International Journal of Dental Sciences


International Journal of Dental Sciences
International Journal of Dental Sciences
Vol. 1, Issue 4 (2019)

Gingival recession in a rural community in Nigeria: a pilot study


Dr. Osadolor OO, Dr. Akaji EA, Dr. Onyejaka NK, Dr. Osadolor AJ

Background: Gingival recession could affect an individual’s quality of life with nutritional, functional and psychosocial consequences when associated with clinical problems such as root surface hypersensitivity, root caries, cervical root abrasions, erosions, calculus/plaque retention and chronic periodontitis.
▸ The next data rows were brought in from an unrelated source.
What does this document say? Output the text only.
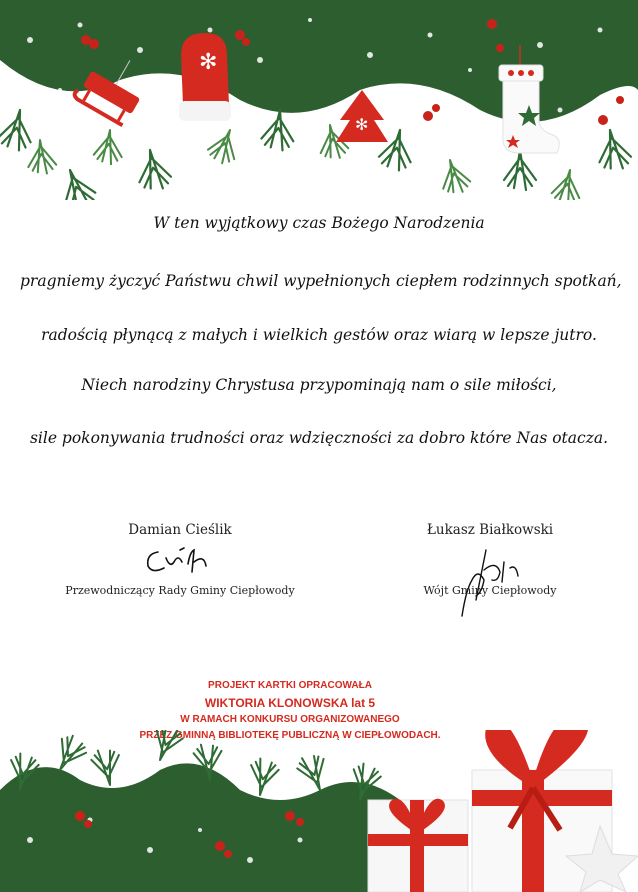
✻
✻
W ten wyjątkowy czas Bożego Narodzenia
pragniemy życzyć Państwu chwil wypełnionych ciepłem rodzinnych spotkań,
radością płynącą z małych i wielkich gestów oraz wiarą w lepsze jutro.
Niech narodziny Chrystusa przypominają nam o sile miłości,
sile pokonywania trudności oraz wdzięczności za dobro które Nas otacza.
Damian Cieślik
Przewodniczący Rady Gminy Ciepłowody
Łukasz Białkowski
Wójt Gminy Ciepłowody
PROJEKT KARTKI OPRACOWAŁA
WIKTORIA KLONOWSKA lat 5
W RAMACH KONKURSU ORGANIZOWANEGO
PRZEZ GMINNĄ BIBLIOTEKĘ PUBLICZNĄ W CIEPŁOWODACH.
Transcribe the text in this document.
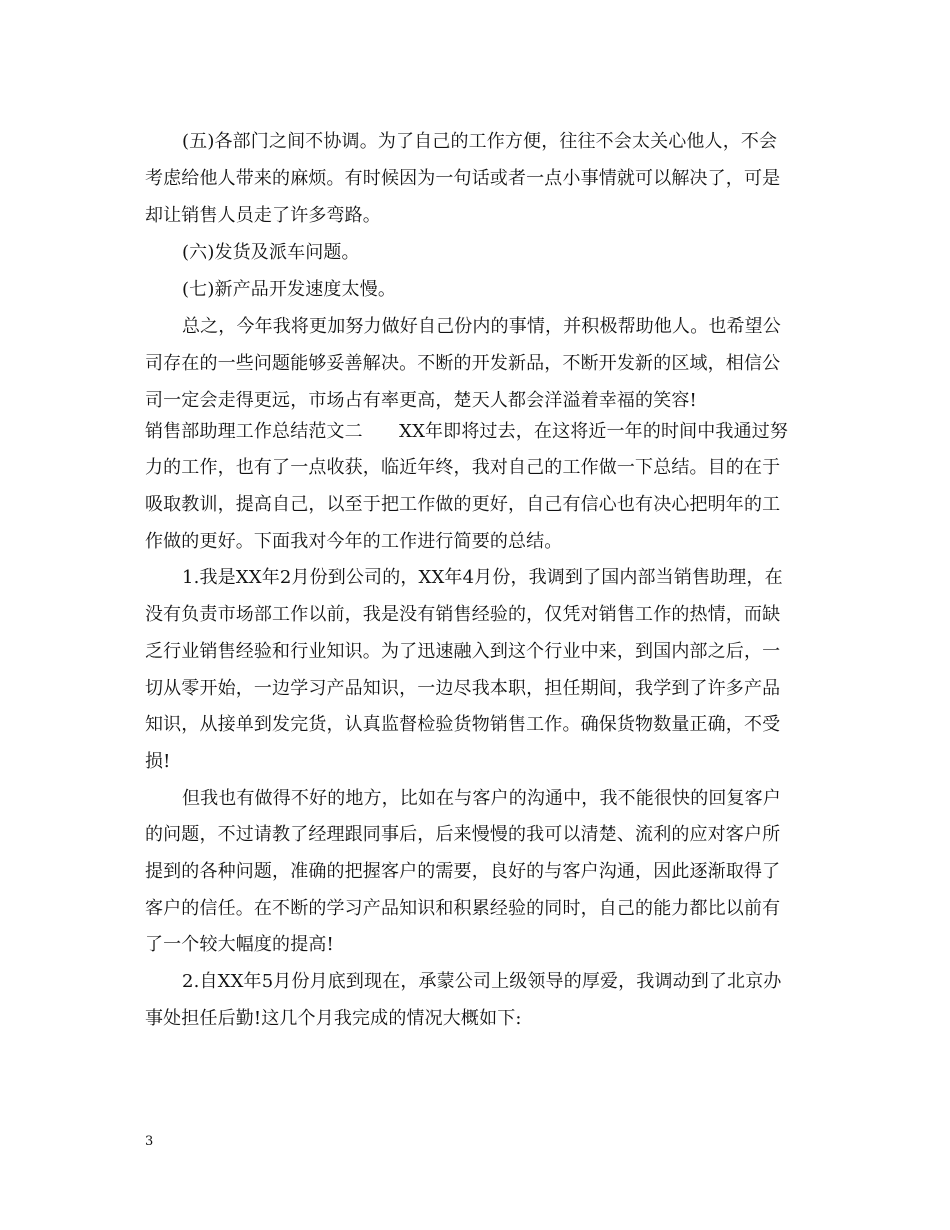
(五)各部门之间不协调。为了自己的工作方便，往往不会太关心他人，不会
考虑给他人带来的麻烦。有时候因为一句话或者一点小事情就可以解决了，可是
却让销售人员走了许多弯路。
(六)发货及派车问题。
(七)新产品开发速度太慢。
总之，今年我将更加努力做好自己份内的事情，并积极帮助他人。也希望公
司存在的一些问题能够妥善解决。不断的开发新品，不断开发新的区域，相信公
司一定会走得更远，市场占有率更高，楚天人都会洋溢着幸福的笑容!
销售部助理工作总结范文二　　XX年即将过去，在这将近一年的时间中我通过努
力的工作，也有了一点收获，临近年终，我对自己的工作做一下总结。目的在于
吸取教训，提高自己，以至于把工作做的更好，自己有信心也有决心把明年的工
作做的更好。下面我对今年的工作进行简要的总结。
1.我是XX年2月份到公司的，XX年4月份，我调到了国内部当销售助理，在
没有负责市场部工作以前，我是没有销售经验的，仅凭对销售工作的热情，而缺
乏行业销售经验和行业知识。为了迅速融入到这个行业中来，到国内部之后，一
切从零开始，一边学习产品知识，一边尽我本职，担任期间，我学到了许多产品
知识，从接单到发完货，认真监督检验货物销售工作。确保货物数量正确，不受
损!
但我也有做得不好的地方，比如在与客户的沟通中，我不能很快的回复客户
的问题，不过请教了经理跟同事后，后来慢慢的我可以清楚、流利的应对客户所
提到的各种问题，准确的把握客户的需要，良好的与客户沟通，因此逐渐取得了
客户的信任。在不断的学习产品知识和积累经验的同时，自己的能力都比以前有
了一个较大幅度的提高!
2.自XX年5月份月底到现在，承蒙公司上级领导的厚爱，我调动到了北京办
事处担任后勤!这几个月我完成的情况大概如下:
3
Objective: To determine the prevalence of gingival recession in a rural community in South-east Nigeria. Methods: A cross sectional descriptive study of 54 participants was carried out at Ozalla Model Primary Health Centre. They were interviewed for socio-demographic characteristics using interviewer administered questionnaire and intra-oral examination using disposable instruments for each participant was conducted to determine the presence or absence of gingival recession. Ethical clearance for this study was sought and obtained. After data collection, oral health education and tooth brushing demonstrations were done. Data was analysed using Statistical Package for Social Sciences (SPSS) Version 20. P values < 0.05 were accepted as being statistically significant. Results: A total of 54 participants were seen and examined, 27(50 %) were males and 27(50%) were females with male to female ratio of 1:1. The age range of participants examined was 17- 84 years and the mean age was 44.5± 17.4 years. The prevalence of gingival recession was 22.2 %. Majority (85.2%) of the participants uses toothbrush with toothpaste only as an oral hygiene device, 81.5% of the participants brush their teeth once daily and 53.7% had not visited a dental clinic. P values < 0.05 were accepted as being statistically significant. P = 0.001. Conclusions: The prevalence of gingival recession was 22.2 %. Gingival recession was more common in mandibular teeth and both sides of the dental arch.